987. Vertical-Order-Traversal-of-a-Binary-Tree

difficulty: Medium

section pre{ background-color: #eee; border: 1px solid #ddd; padding:10px; border-radius: 5px; }

Given a binary tree, return the vertical order traversal of its nodes values.

For each node at position (X, Y), its left and right children respectively will be at positions (X-1, Y-1) and (X+1, Y-1).

Running a vertical line from X = -infinity to X = +infinity, whenever the vertical line touches some nodes, we report the values of the nodes in order from top to bottom (decreasing Y coordinates).

If two nodes have the same position, then the value of the node that is reported first is the value that is smaller.

Return an list of non-empty reports in order of X coordinate.

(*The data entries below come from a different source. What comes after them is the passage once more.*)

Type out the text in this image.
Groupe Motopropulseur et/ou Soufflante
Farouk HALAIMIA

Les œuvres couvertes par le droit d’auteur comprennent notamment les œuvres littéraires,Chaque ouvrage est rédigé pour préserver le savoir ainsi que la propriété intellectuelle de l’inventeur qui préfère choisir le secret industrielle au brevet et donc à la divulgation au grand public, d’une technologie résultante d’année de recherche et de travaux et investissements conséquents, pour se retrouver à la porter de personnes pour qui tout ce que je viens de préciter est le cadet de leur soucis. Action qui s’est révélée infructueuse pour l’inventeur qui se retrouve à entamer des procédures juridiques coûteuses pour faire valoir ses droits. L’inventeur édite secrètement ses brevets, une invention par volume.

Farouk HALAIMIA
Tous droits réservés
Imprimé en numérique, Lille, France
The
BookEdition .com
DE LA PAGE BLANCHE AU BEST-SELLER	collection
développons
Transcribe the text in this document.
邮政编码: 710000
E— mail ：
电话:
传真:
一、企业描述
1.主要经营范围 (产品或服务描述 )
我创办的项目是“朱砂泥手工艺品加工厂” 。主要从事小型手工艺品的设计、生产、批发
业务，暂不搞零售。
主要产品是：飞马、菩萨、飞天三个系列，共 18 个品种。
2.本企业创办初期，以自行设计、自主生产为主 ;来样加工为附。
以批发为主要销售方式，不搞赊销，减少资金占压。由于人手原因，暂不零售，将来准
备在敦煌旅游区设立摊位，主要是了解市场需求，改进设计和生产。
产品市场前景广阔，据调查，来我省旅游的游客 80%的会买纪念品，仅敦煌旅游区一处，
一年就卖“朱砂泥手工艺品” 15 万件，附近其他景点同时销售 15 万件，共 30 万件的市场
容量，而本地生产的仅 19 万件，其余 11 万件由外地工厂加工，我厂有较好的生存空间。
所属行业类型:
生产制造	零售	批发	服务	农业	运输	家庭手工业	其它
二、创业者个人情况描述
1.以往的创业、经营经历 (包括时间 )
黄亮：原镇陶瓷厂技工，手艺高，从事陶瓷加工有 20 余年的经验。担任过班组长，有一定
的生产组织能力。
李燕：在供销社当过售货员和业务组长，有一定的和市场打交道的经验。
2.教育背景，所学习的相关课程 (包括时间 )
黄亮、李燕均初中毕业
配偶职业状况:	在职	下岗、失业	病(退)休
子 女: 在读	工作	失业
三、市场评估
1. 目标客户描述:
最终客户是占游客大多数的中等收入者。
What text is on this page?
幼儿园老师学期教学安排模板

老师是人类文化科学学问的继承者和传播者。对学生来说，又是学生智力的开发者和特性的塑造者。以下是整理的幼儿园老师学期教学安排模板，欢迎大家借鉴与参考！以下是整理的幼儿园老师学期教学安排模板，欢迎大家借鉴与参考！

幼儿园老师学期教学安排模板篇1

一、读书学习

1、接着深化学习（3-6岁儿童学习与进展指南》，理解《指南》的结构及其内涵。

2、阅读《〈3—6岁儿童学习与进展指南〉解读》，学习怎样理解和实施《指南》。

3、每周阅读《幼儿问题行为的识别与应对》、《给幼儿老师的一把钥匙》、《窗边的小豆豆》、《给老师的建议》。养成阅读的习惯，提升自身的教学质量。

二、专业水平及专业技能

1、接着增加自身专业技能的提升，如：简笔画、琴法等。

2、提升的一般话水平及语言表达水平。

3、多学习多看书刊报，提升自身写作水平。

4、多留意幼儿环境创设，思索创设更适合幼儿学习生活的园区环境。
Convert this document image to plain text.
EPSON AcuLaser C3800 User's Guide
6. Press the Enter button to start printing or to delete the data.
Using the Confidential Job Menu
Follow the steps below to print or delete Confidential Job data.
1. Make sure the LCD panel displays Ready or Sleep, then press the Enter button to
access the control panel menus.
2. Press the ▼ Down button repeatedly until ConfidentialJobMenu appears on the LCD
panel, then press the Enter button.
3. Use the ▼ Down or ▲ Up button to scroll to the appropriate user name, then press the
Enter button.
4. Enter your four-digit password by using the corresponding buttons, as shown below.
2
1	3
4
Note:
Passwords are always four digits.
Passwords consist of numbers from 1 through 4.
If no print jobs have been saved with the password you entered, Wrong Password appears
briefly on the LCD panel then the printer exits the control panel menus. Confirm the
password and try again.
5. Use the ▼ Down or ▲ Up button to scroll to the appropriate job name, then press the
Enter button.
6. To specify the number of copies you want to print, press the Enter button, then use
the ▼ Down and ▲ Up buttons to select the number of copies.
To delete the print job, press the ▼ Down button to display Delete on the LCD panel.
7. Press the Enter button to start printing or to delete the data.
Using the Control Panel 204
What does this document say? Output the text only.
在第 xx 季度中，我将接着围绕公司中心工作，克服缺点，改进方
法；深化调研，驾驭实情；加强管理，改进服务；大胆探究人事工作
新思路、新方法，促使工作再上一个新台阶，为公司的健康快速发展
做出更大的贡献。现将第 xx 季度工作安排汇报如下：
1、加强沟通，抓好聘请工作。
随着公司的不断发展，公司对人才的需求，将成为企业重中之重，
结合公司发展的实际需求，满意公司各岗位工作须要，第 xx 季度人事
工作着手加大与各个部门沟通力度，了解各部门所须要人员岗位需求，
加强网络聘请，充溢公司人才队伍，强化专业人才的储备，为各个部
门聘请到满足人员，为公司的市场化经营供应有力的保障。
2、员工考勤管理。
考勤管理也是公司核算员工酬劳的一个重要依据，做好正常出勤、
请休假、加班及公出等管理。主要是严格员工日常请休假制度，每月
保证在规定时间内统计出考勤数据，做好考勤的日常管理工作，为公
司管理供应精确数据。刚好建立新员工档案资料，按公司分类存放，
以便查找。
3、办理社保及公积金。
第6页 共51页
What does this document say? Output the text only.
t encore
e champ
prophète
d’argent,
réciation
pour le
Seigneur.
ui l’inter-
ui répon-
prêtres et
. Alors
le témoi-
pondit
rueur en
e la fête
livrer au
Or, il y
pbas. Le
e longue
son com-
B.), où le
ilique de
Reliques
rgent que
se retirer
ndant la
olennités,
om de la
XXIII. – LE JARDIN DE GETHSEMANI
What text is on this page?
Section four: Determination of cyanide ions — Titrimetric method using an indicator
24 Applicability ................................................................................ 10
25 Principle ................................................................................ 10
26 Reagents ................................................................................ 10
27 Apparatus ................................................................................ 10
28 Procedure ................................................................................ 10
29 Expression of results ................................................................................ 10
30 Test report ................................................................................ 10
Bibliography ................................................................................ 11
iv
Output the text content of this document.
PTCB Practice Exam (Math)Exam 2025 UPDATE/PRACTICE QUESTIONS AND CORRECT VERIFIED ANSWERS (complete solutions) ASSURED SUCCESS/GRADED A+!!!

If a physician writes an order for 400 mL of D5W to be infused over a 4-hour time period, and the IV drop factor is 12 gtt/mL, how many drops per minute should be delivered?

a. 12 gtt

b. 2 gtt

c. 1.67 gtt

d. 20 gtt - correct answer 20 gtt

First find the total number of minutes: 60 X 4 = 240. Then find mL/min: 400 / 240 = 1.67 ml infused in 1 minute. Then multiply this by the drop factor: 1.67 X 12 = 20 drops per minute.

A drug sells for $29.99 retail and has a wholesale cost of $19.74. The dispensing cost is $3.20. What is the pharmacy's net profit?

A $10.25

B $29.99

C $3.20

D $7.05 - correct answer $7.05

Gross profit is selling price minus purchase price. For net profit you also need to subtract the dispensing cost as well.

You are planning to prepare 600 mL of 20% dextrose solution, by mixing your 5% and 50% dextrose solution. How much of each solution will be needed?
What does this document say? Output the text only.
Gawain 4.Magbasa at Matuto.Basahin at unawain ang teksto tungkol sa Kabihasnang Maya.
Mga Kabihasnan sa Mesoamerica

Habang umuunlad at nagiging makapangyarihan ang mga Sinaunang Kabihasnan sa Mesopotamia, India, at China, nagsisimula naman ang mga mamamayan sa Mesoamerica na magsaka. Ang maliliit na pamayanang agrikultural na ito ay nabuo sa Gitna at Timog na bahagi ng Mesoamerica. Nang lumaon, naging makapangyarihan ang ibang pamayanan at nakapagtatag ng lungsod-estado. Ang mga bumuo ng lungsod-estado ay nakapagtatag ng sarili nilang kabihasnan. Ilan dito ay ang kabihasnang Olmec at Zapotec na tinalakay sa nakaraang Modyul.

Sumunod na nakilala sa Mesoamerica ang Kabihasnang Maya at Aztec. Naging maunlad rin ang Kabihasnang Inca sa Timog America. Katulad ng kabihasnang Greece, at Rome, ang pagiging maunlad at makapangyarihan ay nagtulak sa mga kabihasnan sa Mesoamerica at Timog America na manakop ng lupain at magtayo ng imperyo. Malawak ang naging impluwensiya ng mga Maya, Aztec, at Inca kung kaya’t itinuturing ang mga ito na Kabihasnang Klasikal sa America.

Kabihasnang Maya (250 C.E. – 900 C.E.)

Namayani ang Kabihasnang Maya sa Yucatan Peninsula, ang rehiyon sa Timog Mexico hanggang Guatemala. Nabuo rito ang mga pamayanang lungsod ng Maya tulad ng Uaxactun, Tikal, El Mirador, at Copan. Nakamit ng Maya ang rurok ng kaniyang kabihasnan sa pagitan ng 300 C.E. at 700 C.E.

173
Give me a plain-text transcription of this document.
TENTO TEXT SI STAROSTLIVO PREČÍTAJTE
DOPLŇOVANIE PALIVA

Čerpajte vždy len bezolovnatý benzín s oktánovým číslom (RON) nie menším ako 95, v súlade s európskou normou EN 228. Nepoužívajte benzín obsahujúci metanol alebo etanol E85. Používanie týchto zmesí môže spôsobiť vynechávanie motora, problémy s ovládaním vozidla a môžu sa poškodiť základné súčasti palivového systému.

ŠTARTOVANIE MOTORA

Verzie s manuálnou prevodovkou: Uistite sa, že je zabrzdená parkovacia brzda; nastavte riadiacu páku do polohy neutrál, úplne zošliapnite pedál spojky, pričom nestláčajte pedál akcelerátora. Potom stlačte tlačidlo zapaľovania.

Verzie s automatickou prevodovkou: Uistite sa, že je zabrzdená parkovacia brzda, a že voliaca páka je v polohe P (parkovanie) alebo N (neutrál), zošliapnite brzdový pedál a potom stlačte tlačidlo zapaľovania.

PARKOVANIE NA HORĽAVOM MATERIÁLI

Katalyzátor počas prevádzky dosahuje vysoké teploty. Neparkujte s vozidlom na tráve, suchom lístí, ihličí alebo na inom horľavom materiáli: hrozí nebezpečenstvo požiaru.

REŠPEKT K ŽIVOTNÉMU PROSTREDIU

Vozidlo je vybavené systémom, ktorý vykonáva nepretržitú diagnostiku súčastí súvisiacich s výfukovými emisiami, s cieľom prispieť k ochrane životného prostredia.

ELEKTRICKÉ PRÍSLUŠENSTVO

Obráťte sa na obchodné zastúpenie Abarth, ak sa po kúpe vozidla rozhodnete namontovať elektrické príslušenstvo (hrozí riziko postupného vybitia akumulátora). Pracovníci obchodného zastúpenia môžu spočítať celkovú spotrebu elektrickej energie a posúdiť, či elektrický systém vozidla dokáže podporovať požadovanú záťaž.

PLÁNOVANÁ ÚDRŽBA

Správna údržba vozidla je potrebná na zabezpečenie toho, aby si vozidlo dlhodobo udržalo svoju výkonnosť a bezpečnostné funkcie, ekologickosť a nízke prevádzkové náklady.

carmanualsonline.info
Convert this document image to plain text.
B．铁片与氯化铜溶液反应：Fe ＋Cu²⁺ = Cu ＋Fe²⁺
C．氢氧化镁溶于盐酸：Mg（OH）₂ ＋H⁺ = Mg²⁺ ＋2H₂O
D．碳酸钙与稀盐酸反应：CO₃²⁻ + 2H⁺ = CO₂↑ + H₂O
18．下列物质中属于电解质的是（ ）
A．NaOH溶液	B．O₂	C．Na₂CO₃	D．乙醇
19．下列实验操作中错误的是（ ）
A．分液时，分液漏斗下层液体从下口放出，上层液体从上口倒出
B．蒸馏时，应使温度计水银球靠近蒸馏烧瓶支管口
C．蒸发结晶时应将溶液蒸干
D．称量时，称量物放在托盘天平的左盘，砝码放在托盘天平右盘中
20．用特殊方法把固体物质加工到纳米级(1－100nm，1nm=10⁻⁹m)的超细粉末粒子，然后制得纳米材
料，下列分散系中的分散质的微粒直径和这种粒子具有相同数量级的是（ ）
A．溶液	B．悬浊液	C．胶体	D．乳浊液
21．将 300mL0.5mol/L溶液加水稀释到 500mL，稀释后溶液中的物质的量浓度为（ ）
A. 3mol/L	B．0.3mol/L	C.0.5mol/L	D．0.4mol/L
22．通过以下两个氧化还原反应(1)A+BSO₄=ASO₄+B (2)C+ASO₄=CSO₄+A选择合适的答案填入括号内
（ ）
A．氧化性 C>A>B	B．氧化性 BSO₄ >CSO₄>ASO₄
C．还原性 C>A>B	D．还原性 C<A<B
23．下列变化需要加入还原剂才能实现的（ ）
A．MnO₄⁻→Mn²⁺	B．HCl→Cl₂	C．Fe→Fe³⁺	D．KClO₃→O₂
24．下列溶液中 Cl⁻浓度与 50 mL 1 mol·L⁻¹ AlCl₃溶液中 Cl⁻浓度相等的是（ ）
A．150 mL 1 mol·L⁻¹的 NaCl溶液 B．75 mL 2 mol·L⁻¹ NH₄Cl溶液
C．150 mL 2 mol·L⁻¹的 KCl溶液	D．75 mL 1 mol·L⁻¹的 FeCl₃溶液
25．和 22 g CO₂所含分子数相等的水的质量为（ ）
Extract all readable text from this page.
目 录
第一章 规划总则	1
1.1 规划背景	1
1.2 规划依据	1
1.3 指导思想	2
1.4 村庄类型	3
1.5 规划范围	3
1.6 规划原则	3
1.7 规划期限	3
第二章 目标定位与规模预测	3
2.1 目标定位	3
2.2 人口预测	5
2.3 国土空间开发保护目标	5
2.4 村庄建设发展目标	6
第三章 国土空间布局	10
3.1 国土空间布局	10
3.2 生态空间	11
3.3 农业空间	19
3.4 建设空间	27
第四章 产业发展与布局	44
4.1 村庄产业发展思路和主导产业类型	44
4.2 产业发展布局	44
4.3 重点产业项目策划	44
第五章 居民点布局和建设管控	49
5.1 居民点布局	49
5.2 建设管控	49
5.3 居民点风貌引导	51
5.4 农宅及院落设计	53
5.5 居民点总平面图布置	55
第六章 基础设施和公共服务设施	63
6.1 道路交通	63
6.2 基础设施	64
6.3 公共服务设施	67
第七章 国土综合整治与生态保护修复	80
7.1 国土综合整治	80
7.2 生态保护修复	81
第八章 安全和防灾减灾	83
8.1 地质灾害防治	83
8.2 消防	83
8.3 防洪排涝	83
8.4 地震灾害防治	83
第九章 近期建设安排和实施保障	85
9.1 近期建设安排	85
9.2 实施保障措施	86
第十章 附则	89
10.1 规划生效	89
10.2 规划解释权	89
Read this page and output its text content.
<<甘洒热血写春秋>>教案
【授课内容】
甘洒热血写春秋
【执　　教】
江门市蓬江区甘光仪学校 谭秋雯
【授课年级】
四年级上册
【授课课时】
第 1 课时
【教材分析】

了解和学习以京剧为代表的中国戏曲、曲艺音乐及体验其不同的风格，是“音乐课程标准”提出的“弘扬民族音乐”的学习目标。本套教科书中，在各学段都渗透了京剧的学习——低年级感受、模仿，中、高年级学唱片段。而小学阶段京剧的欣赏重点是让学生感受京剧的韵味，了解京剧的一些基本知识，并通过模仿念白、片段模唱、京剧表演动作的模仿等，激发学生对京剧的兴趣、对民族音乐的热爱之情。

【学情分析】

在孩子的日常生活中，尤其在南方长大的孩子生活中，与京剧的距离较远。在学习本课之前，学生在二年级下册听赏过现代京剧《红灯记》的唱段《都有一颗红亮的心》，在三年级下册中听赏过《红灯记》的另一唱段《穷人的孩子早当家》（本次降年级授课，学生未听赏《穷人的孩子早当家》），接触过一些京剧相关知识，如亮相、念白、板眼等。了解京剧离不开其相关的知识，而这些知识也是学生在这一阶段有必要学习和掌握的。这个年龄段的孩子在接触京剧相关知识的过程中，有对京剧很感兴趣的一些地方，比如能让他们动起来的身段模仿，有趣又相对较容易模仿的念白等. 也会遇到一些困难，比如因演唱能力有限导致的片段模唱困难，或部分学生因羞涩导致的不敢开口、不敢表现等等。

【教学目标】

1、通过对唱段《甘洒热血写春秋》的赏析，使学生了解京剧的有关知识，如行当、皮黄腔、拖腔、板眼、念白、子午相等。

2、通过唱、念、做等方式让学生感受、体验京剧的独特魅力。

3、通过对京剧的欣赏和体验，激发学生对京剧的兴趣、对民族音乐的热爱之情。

Every report will have a list of values of nodes.

Example 1:

Input: [3,9,20,null,null,15,7]
Output: [[9],[3,15],[20],[7]]
Explanation: 
Without loss of generality, we can assume the root node is at position (0, 0):
Then, the node with value 9 occurs at position (-1, -1);
The nodes with values 3 and 15 occur at positions (0, 0) and (0, -2);
The node with value 20 occurs at position (1, -1);
The node with value 7 occurs at position (2, -2).

Example 2:

Input: [1,2,3,4,5,6,7]
Output: [[4],[2],[1,5,6],[3],[7]]
Explanation: 
The node with value 5 and the node with value 6 have the same position according to the given scheme.
However, in the report "[1,5,6]", the node value of 5 comes first since 5 is smaller than 6.

Note:

1. The tree will have between 1 and 1000 nodes.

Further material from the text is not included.